The National Museum of Carthage located on the Byrsa Hill, contains a most interesting Punic and Roman collection from marble sarcophagi to everyday household items as well as a model of Punic Carthage and the Roman Capitol and Tophet built on its ruins. Here again we find the curious Punic colored glass paste masks with their large protruding eyes and the clay masks designed to ward off the evil spirits as well as a lovely collection of jewelry.

The main ruins of Punic Carthage are here as well as in the Carthage-Salambo area. It is believed that over 400,000 persons lived in this vast city surrounded by walls 13 meters high. Today the view from the Byrsa hill overlooks the modern Carthage ,the Punic Harbour, Tunis, and in the distance the Bou Kournine mountain. Amid this beauty it is hard to imagine the fall and destruction of Carthage in 146 BC.

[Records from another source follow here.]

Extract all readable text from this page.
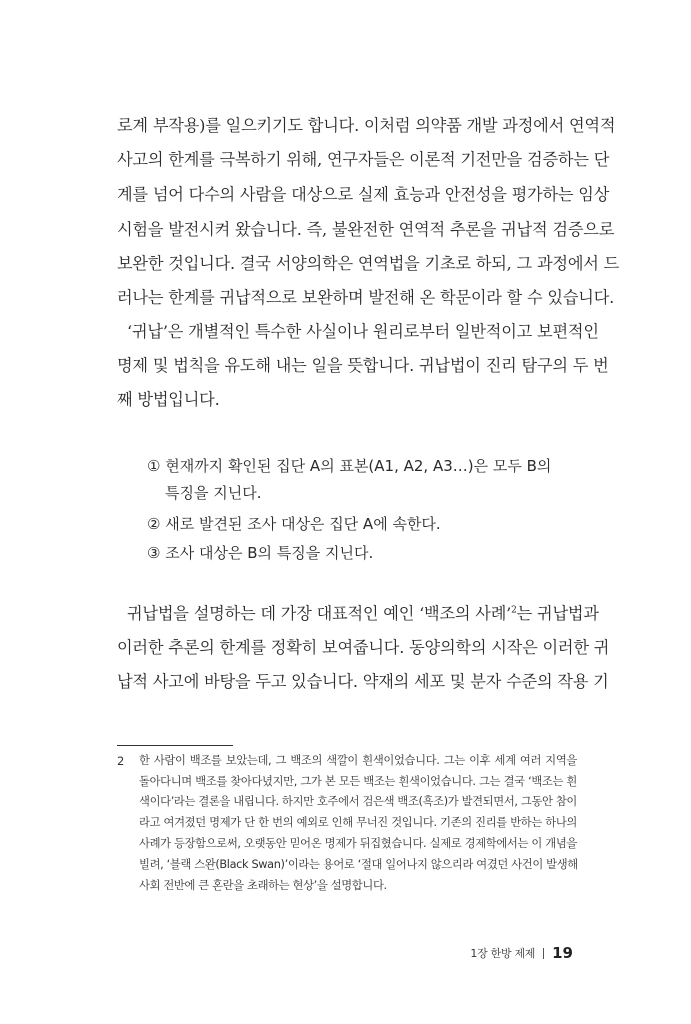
로계 부작용)를 일으키기도 합니다. 이처럼 의약품 개발 과정에서 연역적
사고의 한계를 극복하기 위해, 연구자들은 이론적 기전만을 검증하는 단
계를 넘어 다수의 사람을 대상으로 실제 효능과 안전성을 평가하는 임상
시험을 발전시켜 왔습니다. 즉, 불완전한 연역적 추론을 귀납적 검증으로
보완한 것입니다. 결국 서양의학은 연역법을 기초로 하되, 그 과정에서 드
러나는 한계를 귀납적으로 보완하며 발전해 온 학문이라 할 수 있습니다.
‘귀납’은 개별적인 특수한 사실이나 원리로부터 일반적이고 보편적인
명제 및 법칙을 유도해 내는 일을 뜻합니다. 귀납법이 진리 탐구의 두 번
째 방법입니다.
① 현재까지 확인된 집단 A의 표본(A1, A2, A3…)은 모두 B의
특징을 지닌다.
② 새로 발견된 조사 대상은 집단 A에 속한다.
③ 조사 대상은 B의 특징을 지닌다.
귀납법을 설명하는 데 가장 대표적인 예인 ‘백조의 사례’$^2$는 귀납법과
이러한 추론의 한계를 정확히 보여줍니다. 동양의학의 시작은 이러한 귀
납적 사고에 바탕을 두고 있습니다. 약재의 세포 및 분자 수준의 작용 기
2 한 사람이 백조를 보았는데, 그 백조의 색깔이 흰색이었습니다. 그는 이후 세계 여러 지역을
돌아다니며 백조를 찾아다녔지만, 그가 본 모든 백조는 흰색이었습니다. 그는 결국 ‘백조는 흰
색이다’라는 결론을 내립니다. 하지만 호주에서 검은색 백조(흑조)가 발견되면서, 그동안 참이
라고 여겨졌던 명제가 단 한 번의 예외로 인해 무너진 것입니다. 기존의 진리를 반하는 하나의
사례가 등장함으로써, 오랫동안 믿어온 명제가 뒤집혔습니다. 실제로 경제학에서는 이 개념을
빌려, ‘블랙 스완(Black Swan)’이라는 용어로 ‘절대 일어나지 않으리라 여겼던 사건이 발생해
사회 전반에 큰 혼란을 초래하는 현상’을 설명합니다.
1장 한방 제제 19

“.. for 17 days the city was in flames that devoured all, the living and the dead and all that grew and once flourished…the land was cursed and strewn with salt and forbidden to all mankind henceforth. ” One hundred years later the Romans returned and upon the ruins erected Roman Carthage with magnificent public buildings second only to Rome itself in importance and grandeur.

To the South of the Museum lies the Punic Quarter, an ancient burial site, converted to an area of workshops and houses. Excavations have shown the houses to be in general two or three stories with indoor wells and cisterns. Unfortunately even the ruins of the temple dedicated to Eshmum were completely obliterated during the Roman reconstruction.

To the east along the Rue Hannibal lies the Kothon- the Punic harbor -which sheltered the mightiest fleet of the ancient Mediterranean. Composed of a commercial harbour which gave direct access to the sea through a narrow channel and a military harbour surrounded by a high wall.

The entrance could be sealed by an enormous chain . Recent excavations on the small island in the middle of the harbor from which the naval commander of the fleet directed and oversaw the operations, have revealed an incredible system of dry docking and slips. A fascinating model of the boathouse, shrine and docks is now completed. As excavations continue, the mastery with which Carthage, the “Queen of the Seas” ruled the Mediterranean will be further confirmed.

Further down the Rue Hannibal in a lovely shady garden is the Tophet dedicated to Baal Haamon. The aura of peace is shattered by the view of row upon row, layer upon layer of funeral steles and urns containing the ashes of sacrificed children. The steles bear inscriptions in Punic, magical symbols and stylized representations of gods. A model of the Tophet exists at the National Museum of Carthage. Human sacrifice was practiced in the early days of Carthage and continued into the 3rd century, although some experts believe that a sheep or veal was often substituted to a human child. However during times of war, plague or drought, the practice was revived . The sanctuary itself covers about 2 hectares and is riddled with shafts and layer upon layer of steles giving credence to the number of over 7000 sacrifices. A great controversy still rages over this practice as some scholars believe the stories of child sacrifice to be an slanderous invention of the Roman writers and much exaggerated.

Leave this gloomy site and explore the imposing ruins of the Baths of Antonin ,known to be the largest in the Roman world, beside that of Rome itself. Set against the blue background of the Mediterranean the last of the eight colossal columns that supported the central room, gives us just a glimpse of the grandeur of these baths that covered almost 2 hectares. The nearby Archaeological Park demonstrates the Roman love of order with its rectangular grid of streets serving the residential quarter. This site is of a particular interest showing the successive layers of inhabitants with Punic graves, a Christian church, and a 7th century burial chapel , as well as rounded limestone projectiles from Carthaginian armories.

The Roman Theater dating from the 2nd century AD seated 5000 spectators and is still in use for the Cartage Festival held in July through August. On the hillside behind the theater, lies a Park containing the villas of wealthy Romans, one of which the Villa Des Voilieres has been restored with its elegant peristyle and fine mosaics.

A stroll through the area will reveal the extent of Carthage under the Romans. At La Malaga about 1 km northwest of Byrsa and near the road to Tunis, 24 enormous cisterns were built to hold the water brought by an aqueduct from Zaghouan 132 km away. Only 15 or so remain, yet their impressive size is again a testimony of the Roman genius for construction. Nearby the ruins of the Amphitheater – built in the 2nd century for over 50,000 spectators, it was the scene for the martyrdom of Christians in the 3rd century. Although only the underground rooms and a part of the foundations remain, they bear witness of its grandeur and magnitude.